UK law deals with the worst of school bullies. Find out what parents can do about a bully and how to report illegal bullying.
How to Stop Bullying at School: Bullying at school is illegal if the aggressor is violent or causes assault.
These cases should be reported to the police as well as any time it involves theft, repeated harassment, or a hate crime.
As a rule, schools have their own specific definition of bullying.
Note: Call 999 if you or someone else is in immediate danger!
In the United Kingdom, The Annual Bullying Survey 2015 (an anti-bullying charity) involved more than 70 schools and colleges and showed that 50% of young people (13 - 20 year olds) have in fact bullied another person and one third of the bullies admitted doing it regularly - at least once a week.
As a rule, a child's appearance is the main subject of bullying at school. More than half of all bullied pupils in the 2015 survey stated it was the way they looked which received most intimidation from bullies - as well as name calling, personal threats, abusive phone calls (or text messages) and emails.

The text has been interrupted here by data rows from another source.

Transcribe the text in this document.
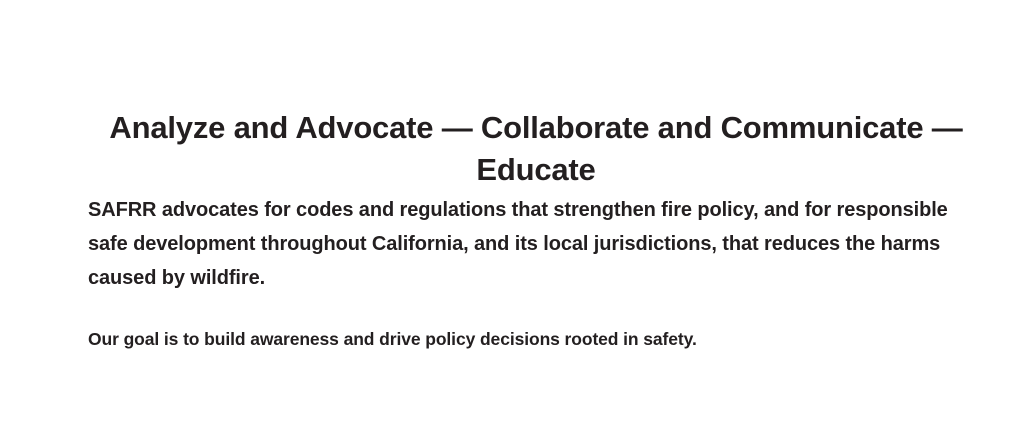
Analyze and Advocate — Collaborate and Communicate — Educate

SAFRR advocates for codes and regulations that strengthen fire policy, and for responsible safe development throughout California, and its local jurisdictions, that reduces the harms caused by wildfire.

Our goal is to build awareness and drive policy decisions rooted in safety.
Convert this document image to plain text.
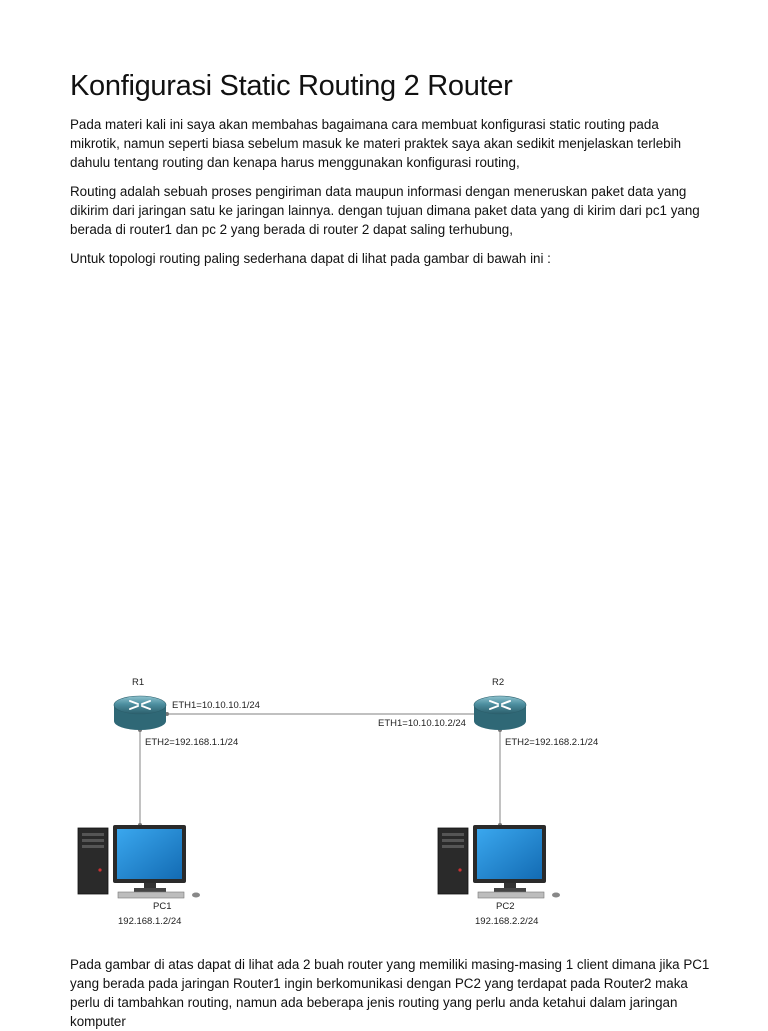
Konfigurasi Static Routing 2 Router

Pada materi kali ini saya akan membahas bagaimana cara membuat konfigurasi static routing pada mikrotik, namun seperti biasa sebelum masuk ke materi praktek saya akan sedikit menjelaskan terlebih dahulu tentang routing dan kenapa harus menggunakan konfigurasi routing,

Routing adalah sebuah proses pengiriman data maupun informasi dengan meneruskan paket data yang dikirim dari jaringan satu ke jaringan lainnya. dengan tujuan dimana paket data yang di kirim dari pc1 yang berada di router1 dan pc 2 yang berada di router 2 dapat saling terhubung,

Untuk topologi routing paling sederhana dapat di lihat pada gambar di bawah ini :

R1	R2
ETH1=10.10.10.1/24
ETH1=10.10.10.2/24
ETH2=192.168.1.1/24	ETH2=192.168.2.1/24
PC1
192.168.1.2/24
PC2
192.168.2.2/24

Pada gambar di atas dapat di lihat ada 2 buah router yang memiliki masing-masing 1 client dimana jika PC1 yang berada pada jaringan Router1 ingin berkomunikasi dengan PC2 yang terdapat pada Router2 maka perlu di tambahkan routing, namun ada beberapa jenis routing yang perlu anda ketahui dalam jaringan komputer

According to school law in the United Kingdom, all state schools (excluding private schools) are required to have a behaviour policy in place and it must include satisfactory measures to prevent and deal with all forms of bullying among pupils. Even though the actual policy is determined by individual schools, all teachers, parents, and pupils must be informed what the school policy is and what parents can do about bullying.
Besides having an adequate behaviour policy, schools and the staff are also required to follow anti-discrimination law. The law applies to all schools in England and Wales (and most in Scotland) and aims to prevent harassment, victimisation, and discrimination within the school. A different anti-discrimination law exists in Northern Ireland.
As a rule it is appropriate to report bullying to your school in the first instance. You could discuss the matter with someone you trust if it bullying takes place outside the school, such as online or at a club.
Note: Inform the police if bullying involves violence or crime.
Contact the organisations Anti-Bullying Alliance or www.bullying.co.uk for further support and advice if you have concerns about bullying.
There are some cases where you need to deal with your child's school problems and issues outside of schooling hours. Head teachers at all state schools have legal powers to ensure pupils behave themselves and do not bully outside the school premises - for example in a town center or on public transport.
Perhaps somewhat curiously there is no legal definition of bullying. Bullying means to use superior strength or influence in order to intimidate someone, often forcing them to do something. Bullying behaviour is defined as repeated, usually intending to hurt someone either physically or emotionally, and often aimed at certain groups of people because of their gender, sexual orientation, religion, or race.
Bullies use physical assault, they tease, make verbal threats with name calling. Cyberbullying is recognised as one of the newest forms of bullying. It is conducted online through the internet or via mobile phone or using social networks, instant messenger, and emails.